She dropped to her knees in the dust and stared, her chest tight.
Behind her, the door creaked.
He stood there, bare, beautiful, and unashamed.
Their eyes met.
She didn’t speak.
She reached out and picked one of the blossoms. Delicate, soft, white.
When she looked at her palm, her breath caught.
Blood dripped down her wrist, bright and thin, from the center of the bloom. As if the flower had given part of itself to her.
She looked up at him, trembling.
“What does it mean?” she whispered.
His face twisted, grief and awe tangled into one.
He stepped closer.
“It means you’re becoming.”
She blinked.
“What?”
“You’re not just mine,” he said. “You’re the one the land chose. You woke something that hasn’t stirred in lifetimes.”
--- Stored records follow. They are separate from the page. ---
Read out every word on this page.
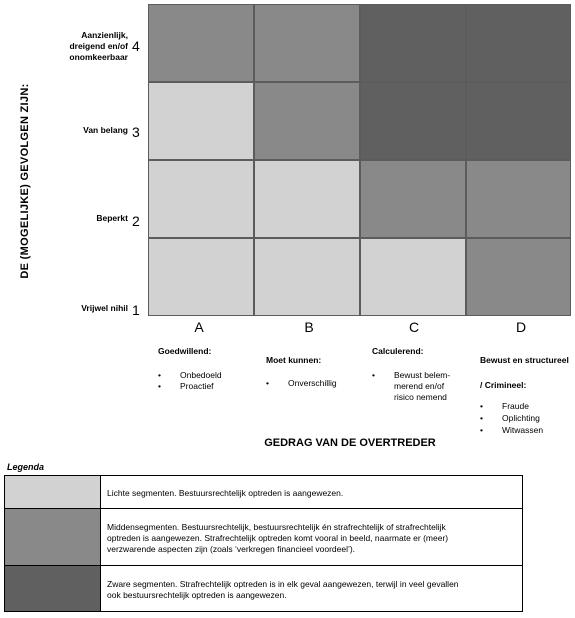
DE (MOGELIJKE) GEVOLGEN ZIJN:
Aanzienlijk,
dreigend en/of
onomkeerbaar
4
Van belang 3
Beperkt 2
Vrijwel nihil 1
A
Goedwillend:
• Onbedoeld
• Proactief
B
Moet kunnen:
• Onverschillig
C
Calculerend:
• Bewust belem-
merend en/of
risico nemend
D
Bewust en structureel
/ Crimineel:
• Fraude
• Oplichting
• Witwassen
GEDRAG VAN DE OVERTREDER
Legenda
Lichte segmenten. Bestuursrechtelijk optreden is aangewezen.
Middensegmenten. Bestuursrechtelijk, bestuursrechtelijk én strafrechtelijk of strafrechtelijk
optreden is aangewezen. Strafrechtelijk optreden komt vooral in beeld, naarmate er (meer)
verzwarende aspecten zijn (zoals ‘verkregen financieel voordeel’).
Zware segmenten. Strafrechtelijk optreden is in elk geval aangewezen, terwijl in veel gevallen
ook bestuursrechtelijk optreden is aangewezen.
She looked down at the flower.
At the blood.
At her glowing skin.
And felt it then. Deep in her bones. In the thrum of her chest.
She was awake.
“The land won’t want you to leave,” he said.
She nodded.
“I don’t want to,” she said softly.
And the desert listened.
CHAPTER 17
NORA WOKE UP wrong.
Not groggy. Not hungover. Not even sore, though her body still throbbed in places it hadn’t throbbed in years. No, she woke like she’d been poured back into her skin too fast. Like the molecules hadn’t quite fused back together. Like her bones were a little too light and her blood a little too loud.
The room was dim, touched by a pale morning light that painted everything a soft, sallow gold. Her sheet was twisted around her hips, tangled like it had tried to hold her in place and failed.
The first thing she registered was the heat.